Like practically everything else, dining continues to get more digital. You can make reservations with OpenTable, get a ride to …

Like practically everything else, dining continues to get more digital.

You can make reservations with OpenTable, get a ride to the restaurant with Uber, and use a coupon from Groupon.

Apps like Cover, which launched in October, are targeting the final part of your dining experience — when it’s time to pay up. Cover saves your credit card information so participating restaurants, 40 as of press time, charge you through the app instead of giving you a bill at the end of your meal. A non-itemized receipt is sent by e-mail.

Cover makes it easy to divide a bill among parties at a table, and even takes care of the tip. It then takes a percentage of the bill from the restaurant as revenue. The app has a few thousand users so far.

“You can enjoy your meal, have a great experience with the other people around you and not have to take your wallet out of your pocket at the end of the meal and also not have to take your phone out at the end of the meal,” said Andrew Cove, a co-founder of Cover. “Tell your waiter you’re paying with Cover.”

“We’ve tried to remove some of the — the way we make reservations, all the way through to the end of the meal,” Ryan Hardy, owner of Charlie Bird at 5 King St., which was one of the first restaurants to subscribe to Cover. “If we could include technology along the way but still provide a warm experience, we’d go with it.”
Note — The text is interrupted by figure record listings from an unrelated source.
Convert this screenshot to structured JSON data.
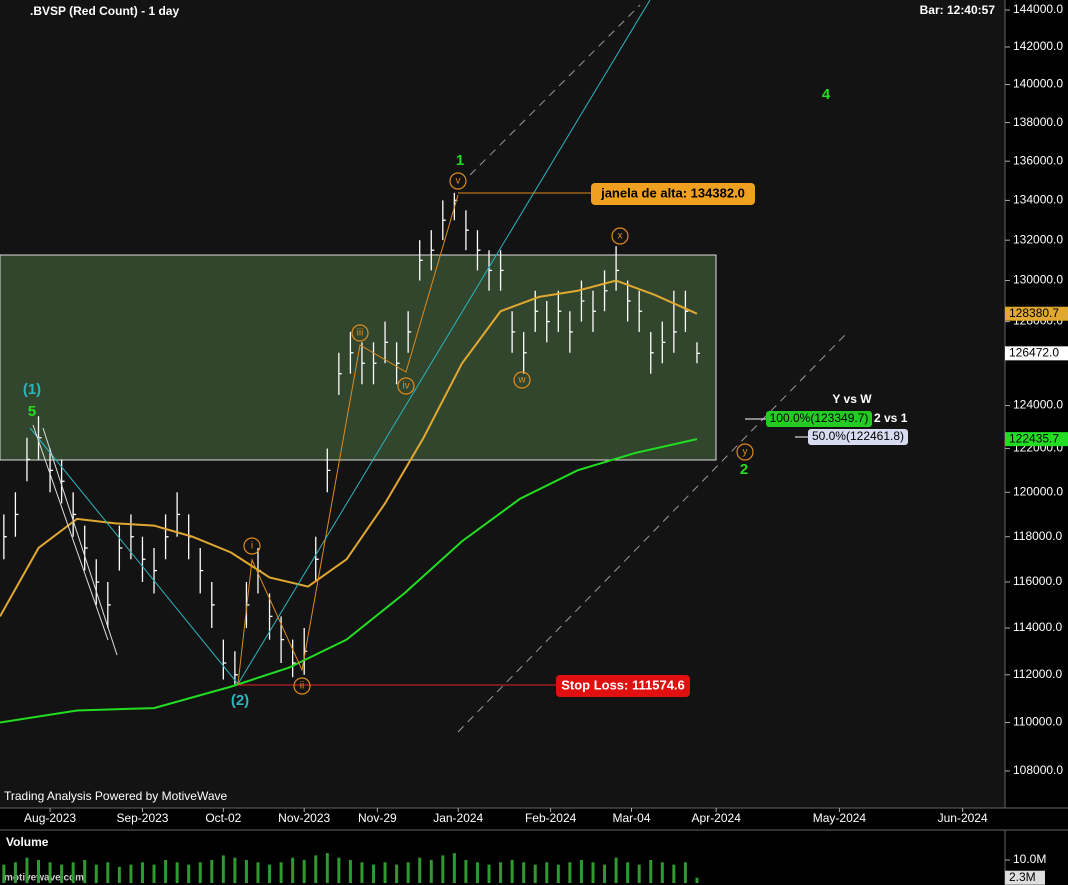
{
  "chart_data": {
    "type": "ohlc",
    "title": ".BVSP (Red Count) - 1 day",
    "bar_time": "Bar: 12:40:57",
    "footer": "Trading Analysis Powered by MotiveWave",
    "watermark": "motivewave.com",
    "log_scale": true,
    "xlim": [
      0,
      261
    ],
    "xticks": [
      {
        "value": 13,
        "label": "Aug-2023"
      },
      {
        "value": 37,
        "label": "Sep-2023"
      },
      {
        "value": 58,
        "label": "Oct-02"
      },
      {
        "value": 79,
        "label": "Nov-2023"
      },
      {
        "value": 98,
        "label": "Nov-29"
      },
      {
        "value": 119,
        "label": "Jan-2024"
      },
      {
        "value": 143,
        "label": "Feb-2024"
      },
      {
        "value": 164,
        "label": "Mar-04"
      },
      {
        "value": 186,
        "label": "Apr-2024"
      },
      {
        "value": 218,
        "label": "May-2024"
      },
      {
        "value": 250,
        "label": "Jun-2024"
      }
    ],
    "ylim": [
      108000,
      144000
    ],
    "yticks": [
      {
        "value": 108000,
        "label": "108000.0"
      },
      {
        "value": 110000,
        "label": "110000.0"
      },
      {
        "value": 112000,
        "label": "112000.0"
      },
      {
        "value": 114000,
        "label": "114000.0"
      },
      {
        "value": 116000,
        "label": "116000.0"
      },
      {
        "value": 118000,
        "label": "118000.0"
      },
      {
        "value": 120000,
        "label": "120000.0"
      },
      {
        "value": 122000,
        "label": "122000.0"
      },
      {
        "value": 124000,
        "label": "124000.0"
      },
      {
        "value": 128000,
        "label": "128000.0"
      },
      {
        "value": 130000,
        "label": "130000.0"
      },
      {
        "value": 132000,
        "label": "132000.0"
      },
      {
        "value": 134000,
        "label": "134000.0"
      },
      {
        "value": 136000,
        "label": "136000.0"
      },
      {
        "value": 138000,
        "label": "138000.0"
      },
      {
        "value": 140000,
        "label": "140000.0"
      },
      {
        "value": 142000,
        "label": "142000.0"
      },
      {
        "value": 144000,
        "label": "144000.0"
      }
    ],
    "bars": {
      "color": "#ffffff",
      "last_label": "126472.0",
      "x": [
        1,
        4,
        7,
        10,
        13,
        16,
        19,
        22,
        25,
        28,
        31,
        34,
        37,
        40,
        43,
        46,
        49,
        52,
        55,
        58,
        61,
        64,
        67,
        70,
        73,
        76,
        79,
        82,
        85,
        88,
        91,
        94,
        97,
        100,
        103,
        106,
        109,
        112,
        115,
        118,
        121,
        124,
        127,
        130,
        133,
        136,
        139,
        142,
        145,
        148,
        151,
        154,
        157,
        160,
        163,
        166,
        169,
        172,
        175,
        178,
        181
      ],
      "high": [
        119000,
        120000,
        122500,
        123500,
        122000,
        121500,
        120000,
        118500,
        117000,
        116000,
        118500,
        119000,
        118000,
        117500,
        119000,
        120000,
        119000,
        117500,
        116000,
        113500,
        113000,
        116000,
        117500,
        115500,
        114500,
        113500,
        114000,
        118000,
        122000,
        126500,
        127500,
        127000,
        127000,
        128000,
        127000,
        128500,
        132000,
        132500,
        134000,
        134382,
        133500,
        132500,
        131500,
        131500,
        128500,
        127500,
        129500,
        129000,
        129500,
        128500,
        130000,
        129500,
        130500,
        131700,
        130000,
        129500,
        127500,
        128000,
        129500,
        129500,
        127000
      ],
      "low": [
        117000,
        118000,
        120500,
        121500,
        120000,
        119500,
        118000,
        116500,
        115000,
        114000,
        116500,
        117000,
        116000,
        115500,
        117000,
        118000,
        117000,
        115500,
        114000,
        111800,
        111600,
        114000,
        115500,
        113500,
        112500,
        111900,
        112000,
        116000,
        120000,
        124500,
        125500,
        125000,
        125000,
        126000,
        125000,
        126500,
        130000,
        130500,
        132000,
        133000,
        131500,
        130500,
        129500,
        129500,
        126500,
        125500,
        127500,
        127000,
        127500,
        126500,
        128000,
        127500,
        128500,
        129500,
        128000,
        127500,
        125500,
        126000,
        126500,
        127500,
        126000
      ],
      "close": [
        118000,
        119000,
        121500,
        122500,
        121000,
        120500,
        119000,
        117500,
        116000,
        115000,
        117500,
        118000,
        117000,
        116500,
        118000,
        119000,
        118000,
        116500,
        115000,
        112500,
        112000,
        115000,
        116500,
        114500,
        113500,
        112500,
        113000,
        117000,
        121000,
        125500,
        126500,
        126000,
        126000,
        127000,
        126000,
        127500,
        131000,
        131500,
        133000,
        134000,
        132500,
        131500,
        130500,
        130500,
        127500,
        126500,
        128500,
        128000,
        128500,
        127500,
        129000,
        128500,
        129500,
        130500,
        129000,
        128500,
        126500,
        127000,
        127500,
        128500,
        126472
      ]
    },
    "series": [
      {
        "color": "#e0a830",
        "last_label": "128380.7",
        "x": [
          0,
          10,
          20,
          30,
          40,
          50,
          60,
          70,
          80,
          90,
          100,
          110,
          120,
          130,
          140,
          150,
          160,
          170,
          181
        ],
        "values": [
          114500,
          117500,
          118800,
          118600,
          118500,
          118000,
          117300,
          116200,
          115800,
          117000,
          119500,
          122500,
          126000,
          128500,
          129200,
          129500,
          130000,
          129300,
          128380.7
        ]
      },
      {
        "color": "#22dd22",
        "last_label": "122435.7",
        "x": [
          0,
          20,
          40,
          60,
          75,
          90,
          105,
          120,
          135,
          150,
          165,
          181
        ],
        "values": [
          110000,
          110500,
          110600,
          111500,
          112300,
          113500,
          115500,
          117800,
          119700,
          121000,
          121800,
          122435.7
        ]
      }
    ],
    "volume": {
      "label": "Volume",
      "color": "#2f9a2f",
      "ylim": [
        0,
        20
      ],
      "yticks": [
        {
          "value": 10,
          "label": "10.0M"
        }
      ],
      "last_label": "2.3M",
      "values": [
        8,
        9,
        11,
        10,
        9,
        8,
        9,
        10,
        8,
        9,
        7,
        8,
        9,
        8,
        10,
        9,
        8,
        9,
        10,
        12,
        11,
        10,
        9,
        8,
        9,
        11,
        10,
        12,
        13,
        11,
        10,
        9,
        8,
        9,
        8,
        9,
        11,
        10,
        12,
        13,
        10,
        9,
        8,
        9,
        10,
        9,
        8,
        9,
        8,
        9,
        10,
        9,
        8,
        11,
        9,
        8,
        10,
        9,
        8,
        9,
        2.3
      ]
    },
    "annotations": {
      "w1": "(1)",
      "w5": "5",
      "w2p": "(2)",
      "i": "i",
      "ii": "ii",
      "iii": "iii",
      "iv": "iv",
      "v": "v",
      "w": "w",
      "x": "x",
      "y": "y",
      "g1": "1",
      "g2": "2",
      "g4": "4",
      "yvsw": "Y vs W",
      "fib100": "100.0%(123349.7)",
      "twovsone": "2 vs 1",
      "fib50": "50.0%(122461.8)",
      "janela": "janela de alta: 134382.0",
      "stop": "Stop Loss: 111574.6"
    }
  }
}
“It removes some of the awkwardness when the bill comes,” he said of Cover. “When you take your in-laws out to eat and you want to pay the bill you have to find a way to strategically give your credit card to the waiter or the server. There’s always a fight over the bill.” However, convenience comes at a cost, even a small one.
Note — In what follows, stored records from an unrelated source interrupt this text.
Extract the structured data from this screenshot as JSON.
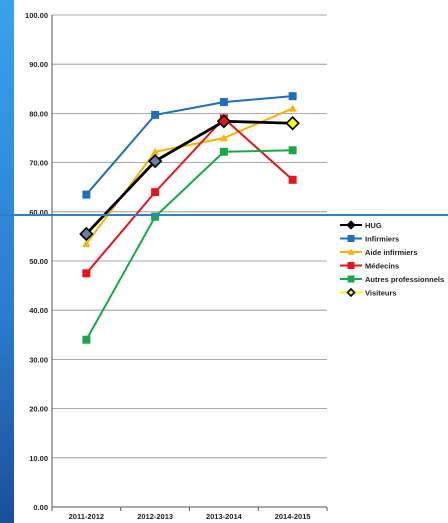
{
  "chart_data": {
    "type": "line",
    "categories": [
      "2011-2012",
      "2012-2013",
      "2013-2014",
      "2014-2015"
    ],
    "ylim": [
      0,
      100
    ],
    "yticks": [
      "0.00",
      "10.00",
      "20.00",
      "30.00",
      "40.00",
      "50.00",
      "60.00",
      "70.00",
      "80.00",
      "90.00",
      "100.00"
    ],
    "grid": true,
    "legend_position": "right",
    "series": [
      {
        "name": "HUG",
        "values": [
          55.5,
          70.3,
          78.4,
          78.0
        ],
        "color": "#000000",
        "marker": "diamond"
      },
      {
        "name": "Infirmiers",
        "values": [
          63.5,
          79.7,
          82.3,
          83.5
        ],
        "color": "#1f6fbd",
        "marker": "square"
      },
      {
        "name": "Aide infirmiers",
        "values": [
          53.5,
          72.2,
          75.0,
          81.0
        ],
        "color": "#f5b400",
        "marker": "triangle"
      },
      {
        "name": "Médecins",
        "values": [
          47.5,
          64.0,
          79.0,
          66.5
        ],
        "color": "#e8141b",
        "marker": "square"
      },
      {
        "name": "Autres professionnels",
        "values": [
          34.0,
          59.0,
          72.2,
          72.5
        ],
        "color": "#1aa64a",
        "marker": "square"
      },
      {
        "name": "Visiteurs",
        "values": [
          null,
          null,
          null,
          78.0
        ],
        "color": "#ffff00",
        "marker": "diamond"
      }
    ]
  }
}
“People feel that they don’t know how to end the meal because they’re so used to getting a check dropped off,” Hardy noted. “So they feel like they’re walking out on the check.”

But Mickey Lukens, 22, who lives in East Harlem, has been a member of OpenTable for more than a year and loves it. He said he would like to subscribe to Cover and thinks diners will create a new ritual to end a meal.

“With me, when I’m finished with my meal, I’m usually on to the next thing, and sitting around waiting there for something to happen is just boring for me and it’s just a waste of time,” he said of waiting for the check instead of using an app to pay for his meal.

Heather Cross, a 35-year-old mother of two who lives in Caroll Gardens and recently paid her bill at City Winery on Hudson Square with PayPal, said since people already get their phones out to calculate diving a meal among parties at a table, paying a bill with Cover is just an added convenience.

“I guess when the wine is gone the meal will be over,” she said.

As for the future of technology in dining, and any fear that people will eventually need to own phones to eat out — and that aspiring artists will lose their day jobs as waiters to technology, not to worry, Hardy said.

“We really think that service will never be replaced,” he said.